Imagine your high-school English class.  Pick one of those cherubic faces from the crowd.  The frail blond boy in the back, scribbling on the cover of his Mead notebook, adding shadows and depth to his daydream doodling.  Or the pretty girl sat up perky in the front row, her tight knot of auburn hair held firm under a plastic claw, or pinned in place with a pair of chopsticks, eyes darting from her notes to the board to the teacher, trying so desperately to take it all in.  Imagine them waking up every morning, coming home every afternoon, going to bed every night, aware of and aching over a mom or dad-sized absence in their lives.  One less pair of arms to hold them in their sorrow, to smooth away the pain, to embrace them in their triumphs.  One in twenty-eight.

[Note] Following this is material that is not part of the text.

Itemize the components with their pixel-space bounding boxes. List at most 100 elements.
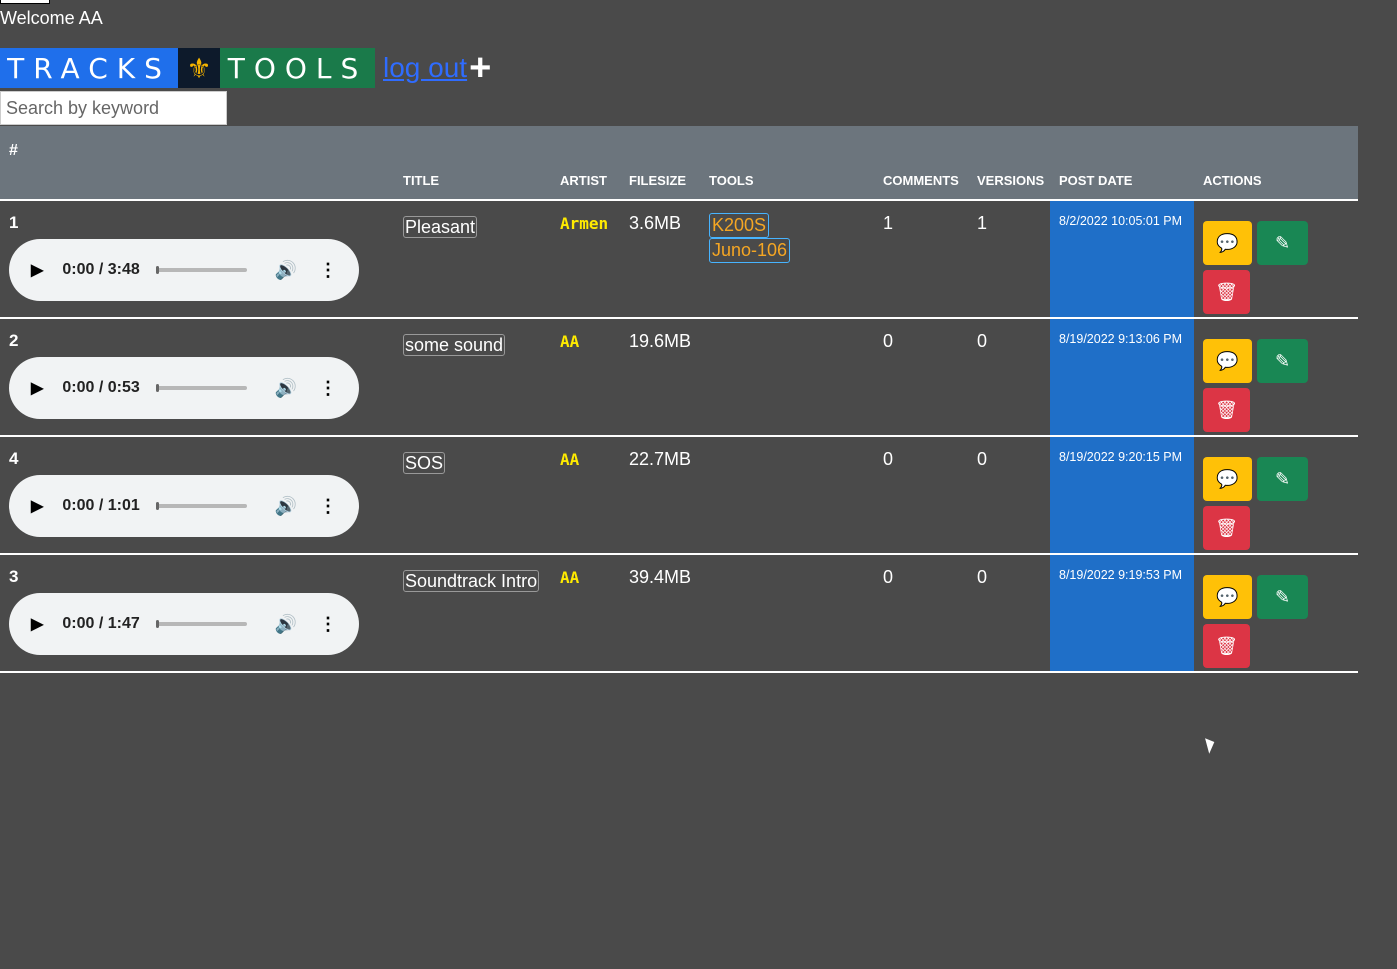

Item the second: From the Christian Science Monitor, this gem: “‘Feds Radiating Americans’? Mobile X-ray vans hit US streets“.  Now, aside from the admittedly fearmongery headline, I’d like to know just who decided that this passed the Fourth Amendment sniff test and went ahead with the roll out of these vehicles.  Which bureatchnick thought this was OK?  And does anyone know where one buys feathers or tar in quantity?

I’m sorry for ruining your day.  When the spouse asks who got you all riled up, you can tell ’em it was Josh’s fault.  And then send them on over to see for themselves.